Tightened Convex Relaxations for Neural Network Robustness Certification
This provides a theoretically justified method for improving safety in neural network applications, though it is incremental over existing convex optimization techniques.
The paper tackles the problem of certifying neural network robustness to adversarial inputs by developing a partition-based method that tightens convex relaxations, achieving zero relaxation error asymptotically and enabling certificates where prior methods fail.
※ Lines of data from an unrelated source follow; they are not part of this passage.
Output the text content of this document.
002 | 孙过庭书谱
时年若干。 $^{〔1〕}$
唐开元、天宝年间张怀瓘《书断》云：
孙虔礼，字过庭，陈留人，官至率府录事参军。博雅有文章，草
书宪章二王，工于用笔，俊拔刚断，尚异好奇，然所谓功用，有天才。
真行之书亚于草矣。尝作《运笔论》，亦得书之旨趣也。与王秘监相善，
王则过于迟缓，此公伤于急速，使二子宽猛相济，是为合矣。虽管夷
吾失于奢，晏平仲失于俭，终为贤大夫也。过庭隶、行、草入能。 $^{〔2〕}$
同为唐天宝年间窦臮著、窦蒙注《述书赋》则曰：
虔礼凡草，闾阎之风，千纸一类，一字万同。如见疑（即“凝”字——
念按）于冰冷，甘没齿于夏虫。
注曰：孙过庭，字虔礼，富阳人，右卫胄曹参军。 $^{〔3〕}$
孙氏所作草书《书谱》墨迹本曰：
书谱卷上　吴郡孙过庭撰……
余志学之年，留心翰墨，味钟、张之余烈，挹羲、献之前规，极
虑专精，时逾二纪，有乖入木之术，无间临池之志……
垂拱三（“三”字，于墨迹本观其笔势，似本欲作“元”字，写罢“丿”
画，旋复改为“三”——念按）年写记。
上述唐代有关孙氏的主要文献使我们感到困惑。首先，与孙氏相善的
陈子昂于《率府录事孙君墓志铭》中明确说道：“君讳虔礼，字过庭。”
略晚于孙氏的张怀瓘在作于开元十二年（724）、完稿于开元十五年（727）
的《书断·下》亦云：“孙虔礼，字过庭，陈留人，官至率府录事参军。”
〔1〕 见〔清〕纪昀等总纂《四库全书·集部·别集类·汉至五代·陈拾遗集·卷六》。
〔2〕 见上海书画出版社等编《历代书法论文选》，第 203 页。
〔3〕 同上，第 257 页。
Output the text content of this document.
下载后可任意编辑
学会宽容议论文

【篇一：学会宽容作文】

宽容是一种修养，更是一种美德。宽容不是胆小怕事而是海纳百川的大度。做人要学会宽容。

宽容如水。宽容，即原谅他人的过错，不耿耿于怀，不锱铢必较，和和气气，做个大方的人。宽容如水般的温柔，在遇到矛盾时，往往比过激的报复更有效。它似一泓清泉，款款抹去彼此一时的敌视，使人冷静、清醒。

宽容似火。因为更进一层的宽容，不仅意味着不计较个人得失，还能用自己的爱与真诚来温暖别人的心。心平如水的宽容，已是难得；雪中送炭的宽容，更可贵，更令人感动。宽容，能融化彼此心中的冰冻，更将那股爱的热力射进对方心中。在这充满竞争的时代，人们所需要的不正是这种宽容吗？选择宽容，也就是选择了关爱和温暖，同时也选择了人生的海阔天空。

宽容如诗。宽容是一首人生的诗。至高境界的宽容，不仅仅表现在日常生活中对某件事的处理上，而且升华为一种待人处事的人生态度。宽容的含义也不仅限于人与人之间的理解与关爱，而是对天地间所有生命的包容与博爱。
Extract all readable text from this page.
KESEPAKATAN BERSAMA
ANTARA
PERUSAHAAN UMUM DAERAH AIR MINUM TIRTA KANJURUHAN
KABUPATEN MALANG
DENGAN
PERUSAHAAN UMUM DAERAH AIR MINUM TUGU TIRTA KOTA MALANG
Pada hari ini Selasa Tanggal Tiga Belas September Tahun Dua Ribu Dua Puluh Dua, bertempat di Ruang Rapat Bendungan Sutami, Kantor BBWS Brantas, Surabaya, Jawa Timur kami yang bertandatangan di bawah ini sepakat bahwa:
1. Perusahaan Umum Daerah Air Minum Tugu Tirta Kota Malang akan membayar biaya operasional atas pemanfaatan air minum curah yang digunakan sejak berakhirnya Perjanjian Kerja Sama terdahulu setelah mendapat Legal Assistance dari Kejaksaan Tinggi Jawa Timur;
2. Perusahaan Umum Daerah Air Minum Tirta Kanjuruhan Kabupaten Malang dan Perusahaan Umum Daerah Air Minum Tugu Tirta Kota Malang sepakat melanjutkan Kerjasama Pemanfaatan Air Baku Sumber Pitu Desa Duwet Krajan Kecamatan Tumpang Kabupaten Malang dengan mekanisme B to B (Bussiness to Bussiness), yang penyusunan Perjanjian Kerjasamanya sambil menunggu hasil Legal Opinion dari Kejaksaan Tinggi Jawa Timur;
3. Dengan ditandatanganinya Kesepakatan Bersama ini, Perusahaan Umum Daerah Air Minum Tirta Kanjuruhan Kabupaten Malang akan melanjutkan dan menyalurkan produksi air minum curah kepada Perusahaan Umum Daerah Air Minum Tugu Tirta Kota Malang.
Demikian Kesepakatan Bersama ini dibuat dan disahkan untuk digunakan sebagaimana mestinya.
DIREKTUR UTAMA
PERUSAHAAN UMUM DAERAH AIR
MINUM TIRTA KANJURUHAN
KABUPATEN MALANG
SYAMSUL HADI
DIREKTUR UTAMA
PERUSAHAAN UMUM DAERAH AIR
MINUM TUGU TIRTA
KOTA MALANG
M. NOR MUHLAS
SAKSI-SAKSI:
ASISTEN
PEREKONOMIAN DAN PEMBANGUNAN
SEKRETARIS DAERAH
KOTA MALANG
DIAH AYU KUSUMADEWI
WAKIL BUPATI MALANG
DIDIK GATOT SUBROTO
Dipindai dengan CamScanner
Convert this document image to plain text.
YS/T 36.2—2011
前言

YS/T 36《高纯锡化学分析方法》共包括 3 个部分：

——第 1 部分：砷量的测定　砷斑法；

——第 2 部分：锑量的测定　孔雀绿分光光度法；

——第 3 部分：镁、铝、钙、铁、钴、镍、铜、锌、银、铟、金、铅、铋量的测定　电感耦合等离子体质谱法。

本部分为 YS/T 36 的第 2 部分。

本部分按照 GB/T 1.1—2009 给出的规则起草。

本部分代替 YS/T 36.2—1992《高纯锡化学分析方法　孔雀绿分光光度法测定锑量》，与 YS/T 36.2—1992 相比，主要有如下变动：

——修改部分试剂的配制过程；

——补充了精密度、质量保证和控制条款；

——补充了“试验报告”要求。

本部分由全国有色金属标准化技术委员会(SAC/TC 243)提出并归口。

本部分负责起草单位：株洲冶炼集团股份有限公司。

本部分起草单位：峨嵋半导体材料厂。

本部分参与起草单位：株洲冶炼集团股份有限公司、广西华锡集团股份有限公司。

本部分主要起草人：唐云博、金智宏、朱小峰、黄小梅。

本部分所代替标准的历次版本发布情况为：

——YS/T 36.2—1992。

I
In this paper, we consider the problem of certifying the robustness of neural networks to perturbed and adversarial input data. Such certification is imperative for the application of neural networks in safety-critical decision-making and control systems. Certification techniques using convex optimization have been proposed, but they often suffer from relaxation errors that void the certificate. Our work exploits the structure of ReLU networks to improve relaxation errors through a novel partition-based certification procedure. The proposed method is proven to tighten existing linear programming relaxations, and asymptotically achieves zero relaxation error as the partition is made finer. We develop a finite partition that attains zero relaxation error and use the result to derive a tractable partitioning scheme that minimizes the worst-case relaxation error. Experiments using real data show that the partitioning procedure is able to issue robustness certificates in cases where prior methods fail. Consequently, partition-based certification procedures are found to provide an intuitive, effective, and theoretically justified method for tightening existing convex relaxation techniques.